Марья усмехнулась припухшими глазами:
— А ты говоришь — рай, зовешь…
— Дон велик. Поедешь в такие места, где большевистская власть прочна. Тебе работу дадут, на Дону будешь нашим человеком для связи. Хлеб-то в Петроград откуда идет? С Дона… Понятно? А уж детей ты там, как поросят, откормишь…
Марья глядела мимо него, повернув худое, еще миловидное лицо к замерзшему окошку, откуда чуть лился зимний свет.
— Пятнадцать лет прожито здесь…
— Эту хибарку, Марья, не то что жалеть — сжечь давно надо. Дворцы будем строить — потерпи немного…
— Верю, Иван… Сил мало… Что же, если велишь — поеду…
— Ну, велю, — Иван засмеялся. — Все-таки ваше сословие женское — чудное…
— По молодости так говоришь… Я вот, видишь ты, сижу и — ничего, встану — поплывет в глазах, голова закружится.
— Ну, я рад, мы тебя отправим…
Поговорив со вдовой, Иван оделся, перепоясался.
— Сегодня идем к буржуям за излишками… И как они, дьяволы, ловко прячут! Прошлый раз: вот так вот — коридор, — мы уж уходим, ничего не нашли, — товарищ меня нечаянно и толкни, я локтем в стенку: глядь — перегородка в конце коридора и обои, только что наклеенные. Перегородку в два счета разнесли, — там полсотни пудов сахару.
Он отворил дверь в сени. Марья — ему вслед, негромко:
— Хлеб весь, чай, съел?
— Да видишь, какое дело, — отдать пришлось, понимаешь, один был голодный…
Иван махнул рукой, вышел…
Все скупее, тягучее текли жизненные соки из черноземного чрева страны на север — в Петроград и Москву.

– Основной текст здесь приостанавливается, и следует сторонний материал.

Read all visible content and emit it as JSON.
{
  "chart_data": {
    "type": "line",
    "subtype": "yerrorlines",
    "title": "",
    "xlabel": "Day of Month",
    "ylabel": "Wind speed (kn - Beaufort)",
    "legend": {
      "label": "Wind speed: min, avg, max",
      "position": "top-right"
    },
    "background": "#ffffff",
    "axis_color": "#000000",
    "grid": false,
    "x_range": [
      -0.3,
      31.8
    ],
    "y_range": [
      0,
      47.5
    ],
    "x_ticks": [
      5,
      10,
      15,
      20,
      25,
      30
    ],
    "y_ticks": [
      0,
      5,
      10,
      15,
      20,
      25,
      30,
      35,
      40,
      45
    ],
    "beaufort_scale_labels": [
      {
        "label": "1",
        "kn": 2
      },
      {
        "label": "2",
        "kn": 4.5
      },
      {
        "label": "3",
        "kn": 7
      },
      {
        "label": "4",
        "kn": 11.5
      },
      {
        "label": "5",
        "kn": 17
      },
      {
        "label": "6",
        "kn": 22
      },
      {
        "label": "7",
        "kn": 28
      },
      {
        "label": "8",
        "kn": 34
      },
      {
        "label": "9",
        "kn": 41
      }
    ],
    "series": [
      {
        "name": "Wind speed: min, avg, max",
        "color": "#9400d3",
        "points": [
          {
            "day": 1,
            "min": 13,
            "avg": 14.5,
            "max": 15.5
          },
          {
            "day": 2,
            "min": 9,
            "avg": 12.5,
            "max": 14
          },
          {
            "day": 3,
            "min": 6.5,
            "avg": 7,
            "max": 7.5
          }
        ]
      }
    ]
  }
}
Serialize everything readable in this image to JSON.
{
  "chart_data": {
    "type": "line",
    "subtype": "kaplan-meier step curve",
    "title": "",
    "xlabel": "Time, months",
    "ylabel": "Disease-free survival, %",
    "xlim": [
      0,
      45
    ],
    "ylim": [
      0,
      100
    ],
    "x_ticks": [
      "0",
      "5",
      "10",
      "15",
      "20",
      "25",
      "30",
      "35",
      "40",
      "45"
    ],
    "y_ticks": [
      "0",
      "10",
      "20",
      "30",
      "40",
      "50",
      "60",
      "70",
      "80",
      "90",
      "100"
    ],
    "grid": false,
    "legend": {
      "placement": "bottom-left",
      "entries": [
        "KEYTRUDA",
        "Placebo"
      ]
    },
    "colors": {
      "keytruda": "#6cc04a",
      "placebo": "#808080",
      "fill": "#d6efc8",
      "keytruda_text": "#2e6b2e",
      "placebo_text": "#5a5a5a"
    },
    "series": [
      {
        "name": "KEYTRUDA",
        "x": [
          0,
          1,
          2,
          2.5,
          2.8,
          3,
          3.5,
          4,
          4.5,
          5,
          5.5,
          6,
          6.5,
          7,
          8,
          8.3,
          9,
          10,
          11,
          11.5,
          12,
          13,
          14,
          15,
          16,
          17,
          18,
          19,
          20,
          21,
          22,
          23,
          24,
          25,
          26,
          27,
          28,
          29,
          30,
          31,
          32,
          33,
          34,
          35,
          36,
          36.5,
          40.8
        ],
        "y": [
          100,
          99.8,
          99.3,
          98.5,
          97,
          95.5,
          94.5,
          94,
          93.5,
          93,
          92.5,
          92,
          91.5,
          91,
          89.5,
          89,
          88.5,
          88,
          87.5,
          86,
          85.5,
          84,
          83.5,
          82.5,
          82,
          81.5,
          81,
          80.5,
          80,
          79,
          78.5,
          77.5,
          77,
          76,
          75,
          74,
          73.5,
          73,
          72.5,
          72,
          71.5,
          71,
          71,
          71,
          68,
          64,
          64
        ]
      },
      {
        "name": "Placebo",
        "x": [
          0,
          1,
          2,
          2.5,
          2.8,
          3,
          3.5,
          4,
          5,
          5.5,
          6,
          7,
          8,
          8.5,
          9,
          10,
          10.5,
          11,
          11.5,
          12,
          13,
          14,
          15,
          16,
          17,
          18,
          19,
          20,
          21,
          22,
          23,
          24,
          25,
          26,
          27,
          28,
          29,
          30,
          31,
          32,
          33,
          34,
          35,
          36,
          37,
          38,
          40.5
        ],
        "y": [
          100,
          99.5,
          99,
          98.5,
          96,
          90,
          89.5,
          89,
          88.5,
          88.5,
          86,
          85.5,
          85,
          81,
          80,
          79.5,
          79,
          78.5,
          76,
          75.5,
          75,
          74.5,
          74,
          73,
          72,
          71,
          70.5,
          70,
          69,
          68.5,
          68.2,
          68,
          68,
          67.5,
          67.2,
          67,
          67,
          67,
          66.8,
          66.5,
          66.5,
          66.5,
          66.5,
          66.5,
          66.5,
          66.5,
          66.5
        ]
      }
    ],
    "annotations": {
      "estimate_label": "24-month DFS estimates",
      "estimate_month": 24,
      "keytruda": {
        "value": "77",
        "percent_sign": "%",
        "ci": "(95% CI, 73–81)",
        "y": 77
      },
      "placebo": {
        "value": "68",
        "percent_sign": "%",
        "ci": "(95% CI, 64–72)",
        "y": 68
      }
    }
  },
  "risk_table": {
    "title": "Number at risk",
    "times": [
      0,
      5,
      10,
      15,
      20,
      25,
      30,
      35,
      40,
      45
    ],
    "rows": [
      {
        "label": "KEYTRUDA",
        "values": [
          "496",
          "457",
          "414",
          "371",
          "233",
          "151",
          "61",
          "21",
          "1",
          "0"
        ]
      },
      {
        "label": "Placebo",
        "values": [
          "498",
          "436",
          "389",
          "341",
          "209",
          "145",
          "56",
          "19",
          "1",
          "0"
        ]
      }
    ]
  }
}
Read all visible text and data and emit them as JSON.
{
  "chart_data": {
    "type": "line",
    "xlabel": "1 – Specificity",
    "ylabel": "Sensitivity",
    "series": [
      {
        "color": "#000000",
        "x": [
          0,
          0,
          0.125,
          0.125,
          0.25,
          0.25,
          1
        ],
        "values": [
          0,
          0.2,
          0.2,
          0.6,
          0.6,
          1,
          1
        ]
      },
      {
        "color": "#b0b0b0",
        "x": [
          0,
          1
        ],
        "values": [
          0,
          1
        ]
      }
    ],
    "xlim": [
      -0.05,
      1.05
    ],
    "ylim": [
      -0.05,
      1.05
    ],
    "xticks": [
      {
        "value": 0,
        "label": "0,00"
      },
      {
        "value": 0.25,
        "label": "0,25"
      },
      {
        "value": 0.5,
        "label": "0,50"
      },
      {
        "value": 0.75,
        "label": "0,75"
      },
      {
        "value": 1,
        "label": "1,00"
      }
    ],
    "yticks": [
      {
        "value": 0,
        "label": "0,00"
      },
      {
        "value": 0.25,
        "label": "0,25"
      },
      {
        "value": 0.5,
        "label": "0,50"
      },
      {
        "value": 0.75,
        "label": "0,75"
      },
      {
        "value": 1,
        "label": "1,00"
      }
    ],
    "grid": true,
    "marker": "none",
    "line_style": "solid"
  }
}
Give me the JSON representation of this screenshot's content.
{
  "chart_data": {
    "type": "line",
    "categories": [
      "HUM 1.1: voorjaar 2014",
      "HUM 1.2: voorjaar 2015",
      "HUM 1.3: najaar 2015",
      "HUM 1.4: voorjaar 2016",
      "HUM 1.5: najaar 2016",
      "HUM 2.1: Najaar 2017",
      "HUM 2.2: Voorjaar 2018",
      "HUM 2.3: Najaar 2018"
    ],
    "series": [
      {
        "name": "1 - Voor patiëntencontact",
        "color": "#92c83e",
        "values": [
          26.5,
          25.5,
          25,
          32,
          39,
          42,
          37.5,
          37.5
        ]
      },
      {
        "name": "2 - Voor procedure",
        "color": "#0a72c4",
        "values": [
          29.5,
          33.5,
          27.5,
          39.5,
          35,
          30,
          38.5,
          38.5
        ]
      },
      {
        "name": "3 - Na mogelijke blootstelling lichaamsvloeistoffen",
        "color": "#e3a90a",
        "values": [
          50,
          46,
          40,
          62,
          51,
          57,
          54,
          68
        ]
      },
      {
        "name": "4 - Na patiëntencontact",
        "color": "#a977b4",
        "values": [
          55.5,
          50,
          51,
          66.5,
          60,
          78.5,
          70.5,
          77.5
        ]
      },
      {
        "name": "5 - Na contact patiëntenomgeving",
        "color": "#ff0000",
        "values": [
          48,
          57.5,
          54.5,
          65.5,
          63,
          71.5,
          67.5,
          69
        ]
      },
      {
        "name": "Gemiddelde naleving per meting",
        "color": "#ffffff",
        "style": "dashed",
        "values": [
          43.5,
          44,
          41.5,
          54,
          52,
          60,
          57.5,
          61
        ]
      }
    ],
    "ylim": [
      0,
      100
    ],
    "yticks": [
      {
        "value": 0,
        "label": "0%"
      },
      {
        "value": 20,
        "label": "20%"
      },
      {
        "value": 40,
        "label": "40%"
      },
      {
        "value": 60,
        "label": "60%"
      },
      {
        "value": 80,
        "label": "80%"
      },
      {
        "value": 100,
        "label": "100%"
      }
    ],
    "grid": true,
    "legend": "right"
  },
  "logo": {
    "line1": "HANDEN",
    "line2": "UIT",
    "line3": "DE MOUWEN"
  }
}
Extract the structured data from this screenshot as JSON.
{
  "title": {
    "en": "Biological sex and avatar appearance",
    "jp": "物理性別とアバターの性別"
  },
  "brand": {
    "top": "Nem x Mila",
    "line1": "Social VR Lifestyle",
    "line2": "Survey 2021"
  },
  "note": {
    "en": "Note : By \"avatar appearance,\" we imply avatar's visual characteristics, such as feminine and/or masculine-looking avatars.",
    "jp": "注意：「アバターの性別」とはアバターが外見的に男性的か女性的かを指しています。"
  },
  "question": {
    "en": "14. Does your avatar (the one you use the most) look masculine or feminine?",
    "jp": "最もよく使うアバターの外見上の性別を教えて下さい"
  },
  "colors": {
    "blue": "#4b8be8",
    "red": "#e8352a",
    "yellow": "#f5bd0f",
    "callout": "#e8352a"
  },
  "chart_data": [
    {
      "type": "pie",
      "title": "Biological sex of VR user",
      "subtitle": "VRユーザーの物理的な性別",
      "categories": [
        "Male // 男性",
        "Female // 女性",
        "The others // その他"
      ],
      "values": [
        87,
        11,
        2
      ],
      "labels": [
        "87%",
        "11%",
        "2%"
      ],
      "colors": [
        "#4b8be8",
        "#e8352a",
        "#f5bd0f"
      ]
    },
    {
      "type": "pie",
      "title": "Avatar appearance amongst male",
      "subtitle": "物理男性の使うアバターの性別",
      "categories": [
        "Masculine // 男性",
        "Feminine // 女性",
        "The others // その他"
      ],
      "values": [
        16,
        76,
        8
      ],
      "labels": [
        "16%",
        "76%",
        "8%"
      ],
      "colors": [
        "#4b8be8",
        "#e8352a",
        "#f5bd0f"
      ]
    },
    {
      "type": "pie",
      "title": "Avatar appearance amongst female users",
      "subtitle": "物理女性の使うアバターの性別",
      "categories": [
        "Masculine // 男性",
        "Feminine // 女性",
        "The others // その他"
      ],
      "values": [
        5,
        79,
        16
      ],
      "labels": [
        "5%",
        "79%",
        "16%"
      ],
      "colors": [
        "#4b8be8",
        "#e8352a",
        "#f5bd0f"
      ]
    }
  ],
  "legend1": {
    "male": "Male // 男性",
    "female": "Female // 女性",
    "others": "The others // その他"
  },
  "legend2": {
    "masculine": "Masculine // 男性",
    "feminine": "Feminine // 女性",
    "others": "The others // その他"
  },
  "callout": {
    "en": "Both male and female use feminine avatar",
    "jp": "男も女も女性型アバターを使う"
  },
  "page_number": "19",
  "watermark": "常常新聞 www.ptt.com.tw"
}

Выборные продовольственной управы, ведавшие сбором и распределением хлеба, плохо справлялись, а иные нарочно тормозили это дело: в управы прошли члены враждебных политических партий — меньшевики и эсеры, чтобы голодом бороться с большевиками за власть. Голод все отчетливее появлялся в сознании, как самое верное, насмерть бьющее, оружие.
Большевиков было немного — горсть в триста тысяч. Их цели лежали далеко впереди. На сегодняшний день они обещали мир и землю и суровую борьбу за будущее. В будущем разворачивали перспективу почти фантастического изобилия, почти не охватываемой воображением свободы, и то привлекало и опьяняло тех из полутораста миллионов, для кого всякое иное устройство мира обозначало бы вечное рабство и безнадежный труд.
Но этому будущему пока что грозили голод, холод и двадцать девять германских дивизий, в ожидании мира или войны стоящих на границе от Черного моря до Балтийского.
Для немцев выгоден был скорейший мир с советской Россией. Германское командование наперекор всем зловещим данным надеялось в весеннее наступление разорвать англо-французский фронт. Людендорф готовил последние резервы, но их можно было достать, только заключив сепаратный мир с советской Россией.
Немецкие представители в Брест-Литовске, где происходили переговоры о мире, готовы были ограничиться даже довольно скромным грабежом. Им нужен был хлеб и мир с Россией для войны на Западе. В Австро-Венгрии голод уже подступал к столице, и министр продовольствия приказал ограбить немецкие баржи с кукурузой, плывущие по Дунаю в Германию. Австрийский министр граф Чернин истерически торопил переговоры, чтобы получить, хлеб и сало из Украины.